You can see 90 miles from here on a clear day. We can see about 30 feet across the meadow. The lighthouse might be useful on a day like this, if it were lit. It feels like standing on the coast, up here on the summit of Mount Greylock at the end of a storm. We’re islanded in cloud.
We’re almost alone, a rare feeling up here on a summer day. Friends of mine are here visiting, and they prompt me to drive up the old tarmac road. At other times all three of us are hikers and climbers, but today we roll up gently. Oak and maple give way to birch and beech and mountain ash, slighter and more sinewy, and then to red spruce and balsam.
Robert Macfarlane talks about places where we feel a transition. You feel yourself moving from one place to another, somehow definably different, even when it is close by. Coming up to the summit feels like that for me, except that he is talking about moving from a known to an unknown, and the summit is as familiar as my backyard.
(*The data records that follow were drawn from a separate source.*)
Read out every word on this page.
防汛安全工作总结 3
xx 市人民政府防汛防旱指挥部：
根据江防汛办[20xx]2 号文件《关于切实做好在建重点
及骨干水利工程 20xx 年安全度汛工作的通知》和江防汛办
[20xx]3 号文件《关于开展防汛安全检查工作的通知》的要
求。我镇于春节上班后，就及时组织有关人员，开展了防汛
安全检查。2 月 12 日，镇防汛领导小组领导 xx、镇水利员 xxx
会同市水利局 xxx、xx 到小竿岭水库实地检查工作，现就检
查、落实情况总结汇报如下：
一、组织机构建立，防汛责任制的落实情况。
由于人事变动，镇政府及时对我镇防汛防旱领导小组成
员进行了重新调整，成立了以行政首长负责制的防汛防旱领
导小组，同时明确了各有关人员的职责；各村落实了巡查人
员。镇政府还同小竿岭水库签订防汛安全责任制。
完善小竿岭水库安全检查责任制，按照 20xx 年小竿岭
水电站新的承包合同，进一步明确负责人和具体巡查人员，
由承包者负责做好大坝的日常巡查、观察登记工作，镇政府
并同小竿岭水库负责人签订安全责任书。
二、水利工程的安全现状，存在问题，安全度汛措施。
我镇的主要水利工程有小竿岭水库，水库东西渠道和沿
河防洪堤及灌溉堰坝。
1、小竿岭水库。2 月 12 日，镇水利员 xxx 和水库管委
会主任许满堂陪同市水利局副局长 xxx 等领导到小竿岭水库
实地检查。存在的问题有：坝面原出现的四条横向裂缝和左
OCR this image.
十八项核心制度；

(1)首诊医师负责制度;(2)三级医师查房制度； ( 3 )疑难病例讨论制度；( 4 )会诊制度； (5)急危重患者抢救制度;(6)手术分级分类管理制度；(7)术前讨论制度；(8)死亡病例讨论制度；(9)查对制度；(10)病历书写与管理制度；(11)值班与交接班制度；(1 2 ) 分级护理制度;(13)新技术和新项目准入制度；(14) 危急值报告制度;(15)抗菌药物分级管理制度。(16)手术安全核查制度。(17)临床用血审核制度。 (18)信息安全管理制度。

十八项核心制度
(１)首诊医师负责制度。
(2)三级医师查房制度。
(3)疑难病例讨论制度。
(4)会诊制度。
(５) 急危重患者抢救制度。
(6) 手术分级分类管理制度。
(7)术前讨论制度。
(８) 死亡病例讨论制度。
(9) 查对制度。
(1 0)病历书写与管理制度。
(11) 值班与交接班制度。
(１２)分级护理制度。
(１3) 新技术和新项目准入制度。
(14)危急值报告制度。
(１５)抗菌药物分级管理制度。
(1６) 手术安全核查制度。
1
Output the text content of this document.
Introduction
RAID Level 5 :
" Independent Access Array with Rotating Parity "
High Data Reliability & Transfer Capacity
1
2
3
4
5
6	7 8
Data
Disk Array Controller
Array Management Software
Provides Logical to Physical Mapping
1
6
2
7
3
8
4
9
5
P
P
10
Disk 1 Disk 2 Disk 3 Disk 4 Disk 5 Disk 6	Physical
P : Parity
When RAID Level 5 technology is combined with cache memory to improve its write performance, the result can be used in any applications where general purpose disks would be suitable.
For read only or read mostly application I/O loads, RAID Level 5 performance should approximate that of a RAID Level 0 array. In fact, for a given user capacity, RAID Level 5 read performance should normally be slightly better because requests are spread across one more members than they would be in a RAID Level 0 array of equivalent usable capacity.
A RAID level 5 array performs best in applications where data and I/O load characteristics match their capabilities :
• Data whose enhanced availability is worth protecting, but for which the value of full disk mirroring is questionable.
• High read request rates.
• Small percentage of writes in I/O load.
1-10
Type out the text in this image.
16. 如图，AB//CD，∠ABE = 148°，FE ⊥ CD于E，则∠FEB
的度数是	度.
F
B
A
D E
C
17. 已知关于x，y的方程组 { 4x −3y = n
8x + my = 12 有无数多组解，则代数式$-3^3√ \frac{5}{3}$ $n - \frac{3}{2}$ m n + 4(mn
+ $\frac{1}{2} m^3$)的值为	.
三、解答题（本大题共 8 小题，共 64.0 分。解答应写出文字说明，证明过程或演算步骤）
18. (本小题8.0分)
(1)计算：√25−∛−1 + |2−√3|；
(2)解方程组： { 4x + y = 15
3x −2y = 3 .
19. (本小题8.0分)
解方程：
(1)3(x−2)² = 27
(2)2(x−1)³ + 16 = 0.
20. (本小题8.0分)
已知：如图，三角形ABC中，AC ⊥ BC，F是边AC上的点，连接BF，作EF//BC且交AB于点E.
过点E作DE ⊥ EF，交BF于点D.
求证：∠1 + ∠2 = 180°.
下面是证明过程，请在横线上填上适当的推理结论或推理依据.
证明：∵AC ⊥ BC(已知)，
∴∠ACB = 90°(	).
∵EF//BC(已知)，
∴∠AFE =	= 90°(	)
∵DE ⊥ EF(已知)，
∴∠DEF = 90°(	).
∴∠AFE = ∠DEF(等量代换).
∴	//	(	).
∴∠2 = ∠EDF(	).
And it feels like heading north 200 miles.
If there’s a word for the topography of the tree canopy, up here it changes. Up here we’re walking on an island of boreal forest. This is the highest point in the state, at 3,149 feet, and so it’s one of the coolest. We have spruce and fir woods up here that you won’t see again until Canada. In the high meadow, the three of us walk softly around dozens of bluebells in bloom.
My friends have lived in many places, from West Virginia to Sweden to Thailand, and they tell me the Appalachians have more biodiversity than almost anywhere else on the planet. They say it’s because the mountains run north to south. When the glaciers came south, plants and animals moved south too, keeping far enough from the ice to survive. In Europe and Asia, the mountains run east-west, and the ice covered them.
How have I never known this before? Think about this for a minute. These old mountains have more life in them than almost anywhere else — trees and flowers, spiders and tree frogs, mosses and moths and cougars and moose. We’re talking about the whole range, from Georgia to Canada, but think about how many variations we have in the Berkshires alone, bogs and fens, highlands and river valleys. We have a good share of it.
Now I want an alternative word for Macfarlane — a word for a transition where a familiar place becomes new to you.
Just outside the summit park, at a pulloff, we cross the road to look at flakes of rock shining with wet below a sheer wall. The core of the mountain is schist, clay that has gone through the metamorphic fire. It sounds like a giant earthenware bowl.
It turns out people have seen it that way for a long time. local historian and linguist Lion Miles says in Mohican the mountain is called Hoosac or Hoosic, like the river in the valley below, and he traces the roots of the word to mean a place like a bowl. He sees the mountain looking like a skillet turned over. It is also a mountain shaped like a cup around the high valley of the Hopper, and I wonder if the vessel might be sitting right way up.
A couple of miles farther on, I can imagine it. We stop at a trail head and scramble down a slender path. It has the feel of damp earth over roots, sometimes swinging around birch saplings and young hemlock, sometimes climbing down stone steps, natural shapes but clearly set there by hand.
At the foot, the path comes out midway down a waterfall. I had thought the falls in our mountains as old and gentle as the mountains themselves, worn smooth by time — but this one feels massive. It rises hundreds of feet above me and falls farther on below, almost vertical, cresting in foam and dropping, and then dropping again. And the sheer weight of the water feels vaster than human scale, like a storm.
It gives me a sense of the size of the mountain I’ve never had before. I’ve walked up from the valley to the summit, and measuring the whole height of it by foot gives me a feel for it in one way. But I’ve never felt the scope of it like this — the weight of rock, the living communities of trees, the upper slopes where moose walk and browse on the bark of cedar and spruce trees.